En application des dispositions de l’article 835 alinéa 2 du code de procédure civile, “dans les cas où l’existence de l’obligation n’est pas sérieusement contestable, le président du tribunal judiciaire ou le juge des contentieux de la protection peuvent accorder une provision au créancier, ou ordonner l’exécution de l’obligation même s’il s’agit d’une obligation de faire”.

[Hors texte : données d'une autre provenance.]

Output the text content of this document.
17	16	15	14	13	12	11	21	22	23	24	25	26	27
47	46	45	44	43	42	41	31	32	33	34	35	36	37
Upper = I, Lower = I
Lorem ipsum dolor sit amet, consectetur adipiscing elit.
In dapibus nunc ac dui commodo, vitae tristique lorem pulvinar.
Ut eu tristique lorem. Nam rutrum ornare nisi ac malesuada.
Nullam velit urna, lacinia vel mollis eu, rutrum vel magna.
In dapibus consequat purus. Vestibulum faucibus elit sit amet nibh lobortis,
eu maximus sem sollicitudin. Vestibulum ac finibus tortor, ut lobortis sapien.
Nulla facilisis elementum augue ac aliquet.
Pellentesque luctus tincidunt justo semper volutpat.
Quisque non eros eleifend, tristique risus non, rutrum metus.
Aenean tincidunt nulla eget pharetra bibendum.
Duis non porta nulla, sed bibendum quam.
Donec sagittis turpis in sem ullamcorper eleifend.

En l’espèce, il résulte des pièces versées par la requérante, que rapidement après l’installation de son store le 7 février 2019, elle a du faire intervenir le service après-vente de la société BROCH HABITAT qu’elle avait contacté, qu’elle n’a cessé de relancer par la suite pour intervenir en raison de problèmes récurrents l’affectant et ne permettant pas son usage dans des conditions normales. Si la société BROCH HABITAT s’est déplacée à son domicile mi-septembre 2022 le problème n’a pas été résolu durablement malgré un nouveau déplacement du SAV le 18 avril 2025 qui semblait toutefois s’être engagé à remédier à la situation.
Si la garantie légale de conformité fixée à 5 ans a désormais pris fin, il échet toutefois de constater que les désordres relatifs aux dysfonctionnements du store ont été identifiés dès son installation, les interventions ultérieures n’ayant pas permis de les résoudre. Ainsi, il ne s’agit pas de nouveaux désordres.

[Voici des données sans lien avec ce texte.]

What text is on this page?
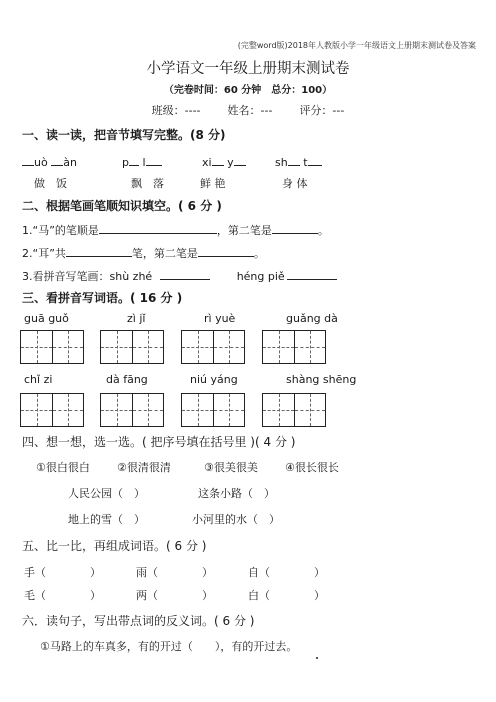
(完整word版)2018年人教版小学一年级语文上册期末测试卷及答案
小学语文一年级上册期末测试卷
（完卷时间：60 分钟　总分：100）
班级：---- 姓名：--- 评分：---
一、读一读，把音节填写完整。(8 分)
uò àn	p l	xi y	sh t
做　饭	飘　落	鲜 艳	身 体
二、根据笔画笔顺知识填空。( 6 分 )
1.“马”的笔顺是	，第二笔是	。
2.“耳”共	笔，第二笔是	。
3.看拼音写笔画：shù zhé	héng piě
三、看拼音写词语。( 16 分 )
guā guǒ	zì jǐ	rì yuè	guǎng dà
chǐ zi	dà fāng	niú yáng	shàng shēng
四、想一想，选一选。( 把序号填在括号里 )( 4 分 )
①很白很白 ②很清很清	③很美很美 ④很长很长
人民公园（　）	这条小路（　）
地上的雪（　）	小河里的水（　）
五、比一比，再组成词语。( 6 分 )
手（　　　　）	雨（　　　　）	自（　　　　）
毛（　　　　）	两（　　　　）	白（　　　　）
六．读句子，写出带点词的反义词。( 6 分 )
①马路上的车真多，有的开过（　　），有的开过去。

Il s’en suit que l’obligation de réparation du store n’est pas sérieusement contestable.
En conséquence, il sera fait droit à la demande de Madame [E] [L] veuve [A] selon les modalités prévues dans le dispositif de la décision.

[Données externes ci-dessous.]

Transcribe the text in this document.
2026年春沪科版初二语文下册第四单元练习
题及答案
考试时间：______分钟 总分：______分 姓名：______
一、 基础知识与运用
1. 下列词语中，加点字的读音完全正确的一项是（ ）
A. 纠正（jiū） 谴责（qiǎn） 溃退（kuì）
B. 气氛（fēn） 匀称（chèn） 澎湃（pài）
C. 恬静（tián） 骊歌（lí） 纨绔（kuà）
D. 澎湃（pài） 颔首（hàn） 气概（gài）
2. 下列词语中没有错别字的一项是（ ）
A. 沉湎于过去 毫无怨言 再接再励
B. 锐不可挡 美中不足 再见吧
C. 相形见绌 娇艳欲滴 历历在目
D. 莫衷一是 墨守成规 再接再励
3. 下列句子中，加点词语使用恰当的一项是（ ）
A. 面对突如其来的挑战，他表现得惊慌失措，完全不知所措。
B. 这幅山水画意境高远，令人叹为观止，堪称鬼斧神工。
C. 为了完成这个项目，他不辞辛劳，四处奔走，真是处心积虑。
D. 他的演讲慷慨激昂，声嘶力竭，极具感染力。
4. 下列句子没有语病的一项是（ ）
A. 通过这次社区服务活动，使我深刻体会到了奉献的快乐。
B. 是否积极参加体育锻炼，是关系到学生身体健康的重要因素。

Par ailleurs, il serait inéquitable de laisser à la charge de la requérante les frais irrépétibles qu’elle a du engager pour faire valoir ses droits, de sorte que la société BROCH HABITAT sera condamnée à lui payer la somme de 1 200 € en application des dispositions de l’article 700 du code de procédure civile, et supportera les dépens de l’instance.
PAR CES MOTIFS
Le juge des référés, statuant par décision mise à disposition au greffe, réputée contradictoire et en premier ressort,
Vu l’article 835 alinéa 2 du Code de procédure civile ;
Condamnons la société BROCH HABITAT à intervenir au domicile de Madame [E] [L] veuve [A], sis [Adresse 3] [Localité 2] [Adresse 4] [Localité 3] [Adresse 5], afin de procéder à la remise en état complète et définitive du store à descente verticale type ZIP dans un délai d’un mois à compter de la signification de l’ordonnance à intervenir et au delà de ce délai, sous astreinte de 30 € par jour de retard, ladite astreinte courant pendant une durée de 3 mois ;
Condamnons la société BROCH HABITAT à payer à Madame [E] [L] veuve [A] la somme de 1 200 € en application des dispositions de l’article 700 du code de procédure civile ;
Condamnons la société BROCH HABITAT aux entiers dépens ;
Rappelons que la présente décision bénéficie de l’exécution provisoire de droit en application de l’article 514 du Code de procédure civile.
En foi de quoi la minute de la présente décision a été signée par le Président et le Greffier.
Le Greffier Le Président
En conséquence la République Française mande et ordonne
à tous commissaires de justice, sur ce requis de mettre le présent
acte à exécution, aux procureurs généraux et aux procureurs
de la République près les tribunaux judiciaires d’y tenir
la main, à tous commandants et officiers de la force
publique de prêter main forte lorsqu’ils en seront légalement
requis
En foi de quoi, Nous, Greffier de ce Tribunal.